Doch muss diese Transgression tradierter Geschlechterrollen hier schließlich immer bestraft werden. Sehr deutlich wird das etwa im vierten Teil, der zwar mit seinem Titel „Okami – die tätowierte Killerin“ (Buichi Saito, 1972) vorgibt, eine Frau ins Zentrum zu rücken, es dann aber doch auf recht eigenwillige Weise nicht tut, die Figur letztlich immer ziemlich stiefväterlich behandelt. Gleich zu Beginn bekommt sie ihre Tätowierungen in einer wunderbar sinnlichen Montagesequenz aus Überblenden, die ihren Körper zur Landschaft machen, zur Leinwand für den männliche Künstler, auf dem er sein Kunstwerk malen darf, indem eine phallische Nadel unter ihre Haut geht, in sie eindringt. Später dann in der Szene, in der sie den Mann, der sie zuvor vergewaltigte, stellen und erstechen darf, wird das sehr deutlich als penetrativer Akt gezeigt. Die Subversion der Geschlechterordnung muss dann jedoch sofort wieder korrigiert werden, indem es nun an Itto ist, sie mit dem Schwert zu töten, ein Akt, der in die Länge gezogen wird und dabei von einer sehr eigenwilligen Sinnlichkeit zeugt.

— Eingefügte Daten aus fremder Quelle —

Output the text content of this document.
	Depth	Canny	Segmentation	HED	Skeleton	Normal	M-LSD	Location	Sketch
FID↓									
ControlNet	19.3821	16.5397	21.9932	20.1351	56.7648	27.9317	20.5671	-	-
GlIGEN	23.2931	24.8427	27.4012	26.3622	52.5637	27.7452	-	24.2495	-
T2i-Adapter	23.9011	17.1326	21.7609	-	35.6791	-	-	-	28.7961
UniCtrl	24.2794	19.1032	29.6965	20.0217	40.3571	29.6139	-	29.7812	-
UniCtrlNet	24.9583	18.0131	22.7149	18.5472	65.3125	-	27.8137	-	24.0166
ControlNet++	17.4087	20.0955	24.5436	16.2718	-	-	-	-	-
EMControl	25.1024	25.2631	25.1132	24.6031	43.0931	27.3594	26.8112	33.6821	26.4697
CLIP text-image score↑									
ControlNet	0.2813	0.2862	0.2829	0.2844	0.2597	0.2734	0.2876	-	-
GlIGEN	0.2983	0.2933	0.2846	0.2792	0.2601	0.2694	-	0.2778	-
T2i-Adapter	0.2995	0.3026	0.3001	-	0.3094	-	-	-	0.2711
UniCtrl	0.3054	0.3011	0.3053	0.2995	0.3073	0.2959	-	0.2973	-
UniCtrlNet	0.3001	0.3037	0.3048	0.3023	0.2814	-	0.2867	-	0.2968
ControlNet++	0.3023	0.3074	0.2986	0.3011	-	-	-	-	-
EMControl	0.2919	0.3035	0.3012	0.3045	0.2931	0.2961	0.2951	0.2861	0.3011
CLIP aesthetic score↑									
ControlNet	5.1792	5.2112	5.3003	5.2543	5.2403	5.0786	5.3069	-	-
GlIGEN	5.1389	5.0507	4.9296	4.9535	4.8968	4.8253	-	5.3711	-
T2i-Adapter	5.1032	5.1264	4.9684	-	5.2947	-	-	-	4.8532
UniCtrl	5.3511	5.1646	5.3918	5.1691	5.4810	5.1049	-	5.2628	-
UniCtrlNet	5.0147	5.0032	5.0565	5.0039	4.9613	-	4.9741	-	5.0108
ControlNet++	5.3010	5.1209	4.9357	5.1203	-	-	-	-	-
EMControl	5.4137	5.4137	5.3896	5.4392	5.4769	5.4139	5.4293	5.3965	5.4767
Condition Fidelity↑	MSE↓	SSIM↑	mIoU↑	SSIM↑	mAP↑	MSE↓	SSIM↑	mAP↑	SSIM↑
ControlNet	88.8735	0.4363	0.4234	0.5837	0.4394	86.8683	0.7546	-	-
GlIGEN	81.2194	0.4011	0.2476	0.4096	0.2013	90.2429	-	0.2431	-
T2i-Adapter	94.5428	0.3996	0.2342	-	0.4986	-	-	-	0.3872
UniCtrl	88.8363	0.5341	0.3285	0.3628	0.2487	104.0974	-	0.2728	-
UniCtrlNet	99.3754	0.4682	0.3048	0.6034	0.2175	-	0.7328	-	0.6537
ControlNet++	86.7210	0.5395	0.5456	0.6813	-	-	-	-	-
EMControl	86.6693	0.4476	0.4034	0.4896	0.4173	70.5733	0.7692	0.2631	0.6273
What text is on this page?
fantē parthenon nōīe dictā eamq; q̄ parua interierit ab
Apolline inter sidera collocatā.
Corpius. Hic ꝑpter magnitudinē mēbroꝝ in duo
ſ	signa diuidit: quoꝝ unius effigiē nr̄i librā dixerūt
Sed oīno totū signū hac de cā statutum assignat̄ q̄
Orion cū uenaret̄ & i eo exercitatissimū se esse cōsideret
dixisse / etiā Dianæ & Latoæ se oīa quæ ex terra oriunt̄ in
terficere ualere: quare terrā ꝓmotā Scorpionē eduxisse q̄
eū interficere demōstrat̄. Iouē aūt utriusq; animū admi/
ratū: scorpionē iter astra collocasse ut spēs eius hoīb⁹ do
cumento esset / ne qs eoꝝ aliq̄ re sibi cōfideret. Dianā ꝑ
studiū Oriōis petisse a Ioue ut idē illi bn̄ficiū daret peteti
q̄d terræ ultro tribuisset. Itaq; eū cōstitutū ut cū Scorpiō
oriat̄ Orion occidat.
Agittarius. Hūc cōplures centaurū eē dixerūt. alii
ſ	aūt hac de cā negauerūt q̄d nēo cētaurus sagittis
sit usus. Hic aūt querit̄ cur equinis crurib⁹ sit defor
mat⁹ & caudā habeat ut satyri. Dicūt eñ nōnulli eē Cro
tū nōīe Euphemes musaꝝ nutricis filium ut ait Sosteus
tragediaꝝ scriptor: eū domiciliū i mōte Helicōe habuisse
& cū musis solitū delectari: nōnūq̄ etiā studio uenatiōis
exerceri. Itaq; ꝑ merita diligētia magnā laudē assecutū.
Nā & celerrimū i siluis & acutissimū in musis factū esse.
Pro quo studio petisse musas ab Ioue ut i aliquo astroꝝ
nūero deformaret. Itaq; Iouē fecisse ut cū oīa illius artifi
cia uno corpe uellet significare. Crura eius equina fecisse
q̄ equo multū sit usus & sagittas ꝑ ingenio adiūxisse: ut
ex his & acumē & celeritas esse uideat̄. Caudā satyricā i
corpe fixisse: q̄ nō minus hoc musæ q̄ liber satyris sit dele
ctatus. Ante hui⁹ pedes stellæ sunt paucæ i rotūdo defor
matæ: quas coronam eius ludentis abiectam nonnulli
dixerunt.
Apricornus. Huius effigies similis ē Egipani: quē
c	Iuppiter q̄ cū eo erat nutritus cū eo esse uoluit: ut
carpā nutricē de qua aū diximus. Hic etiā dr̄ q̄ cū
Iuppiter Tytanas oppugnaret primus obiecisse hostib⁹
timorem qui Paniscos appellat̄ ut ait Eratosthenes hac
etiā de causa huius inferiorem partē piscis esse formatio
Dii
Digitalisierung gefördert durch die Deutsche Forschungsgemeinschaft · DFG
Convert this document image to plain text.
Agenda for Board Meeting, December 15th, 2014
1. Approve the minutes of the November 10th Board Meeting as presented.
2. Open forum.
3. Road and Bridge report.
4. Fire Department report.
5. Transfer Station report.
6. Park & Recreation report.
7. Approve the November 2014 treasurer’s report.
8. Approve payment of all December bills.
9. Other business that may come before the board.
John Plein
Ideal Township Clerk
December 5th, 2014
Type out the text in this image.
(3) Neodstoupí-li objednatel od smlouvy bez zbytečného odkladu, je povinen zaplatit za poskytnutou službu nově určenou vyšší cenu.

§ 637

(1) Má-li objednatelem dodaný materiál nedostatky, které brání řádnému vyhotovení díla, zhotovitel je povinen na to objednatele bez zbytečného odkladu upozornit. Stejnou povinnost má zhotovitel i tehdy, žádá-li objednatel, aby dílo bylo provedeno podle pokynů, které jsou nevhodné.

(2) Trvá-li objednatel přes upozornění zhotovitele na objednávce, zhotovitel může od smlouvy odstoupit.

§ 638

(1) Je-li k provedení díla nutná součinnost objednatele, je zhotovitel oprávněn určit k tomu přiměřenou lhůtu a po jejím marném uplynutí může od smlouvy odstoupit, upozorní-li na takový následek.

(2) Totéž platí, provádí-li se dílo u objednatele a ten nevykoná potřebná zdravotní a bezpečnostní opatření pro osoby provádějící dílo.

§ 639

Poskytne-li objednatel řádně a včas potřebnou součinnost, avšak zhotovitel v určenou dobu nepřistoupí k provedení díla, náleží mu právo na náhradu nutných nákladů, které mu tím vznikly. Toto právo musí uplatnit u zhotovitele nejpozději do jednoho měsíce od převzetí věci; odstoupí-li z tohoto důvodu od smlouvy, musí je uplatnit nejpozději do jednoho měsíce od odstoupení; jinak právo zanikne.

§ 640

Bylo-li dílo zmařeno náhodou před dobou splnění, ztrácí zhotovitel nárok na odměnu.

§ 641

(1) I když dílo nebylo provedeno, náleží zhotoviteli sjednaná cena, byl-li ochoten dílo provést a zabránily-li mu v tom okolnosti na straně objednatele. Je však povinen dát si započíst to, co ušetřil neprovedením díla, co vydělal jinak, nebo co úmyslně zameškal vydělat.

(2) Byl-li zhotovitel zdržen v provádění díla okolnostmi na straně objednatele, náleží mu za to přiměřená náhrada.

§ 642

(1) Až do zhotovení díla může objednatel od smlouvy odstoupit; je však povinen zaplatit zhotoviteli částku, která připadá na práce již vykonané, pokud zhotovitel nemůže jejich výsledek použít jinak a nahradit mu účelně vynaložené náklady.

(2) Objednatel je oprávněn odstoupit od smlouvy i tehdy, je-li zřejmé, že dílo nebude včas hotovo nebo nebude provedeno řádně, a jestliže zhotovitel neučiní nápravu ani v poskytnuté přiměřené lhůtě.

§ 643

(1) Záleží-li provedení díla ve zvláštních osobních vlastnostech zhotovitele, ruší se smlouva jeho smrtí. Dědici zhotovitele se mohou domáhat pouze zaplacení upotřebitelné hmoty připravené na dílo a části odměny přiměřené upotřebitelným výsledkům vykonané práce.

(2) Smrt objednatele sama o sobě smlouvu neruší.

Eine Intimität jenseits der des phallischen Tötens und eines Sexes, der immer schon Gewalt ist, scheint es in den Filmen nur in der männlichen Vater-Kind-Beziehung zu geben, etwa in den sich in der Reihe wiederholenden Szenen, in denen die Beiden gemeinsam ein Bad nehmen. Gegen Ende des zweiten Teils jedoch gibt es eine sehr schöner Ausnahme von dieser Regel: In gewohnt poetischen und sehr exakt durch den Schnitt zusammengefügten Bildern wärmen sich die nackten Körper von Vater, Kind und einer fremden Frau an einander, sich gegenseitig vor dem Kältetod beschützend.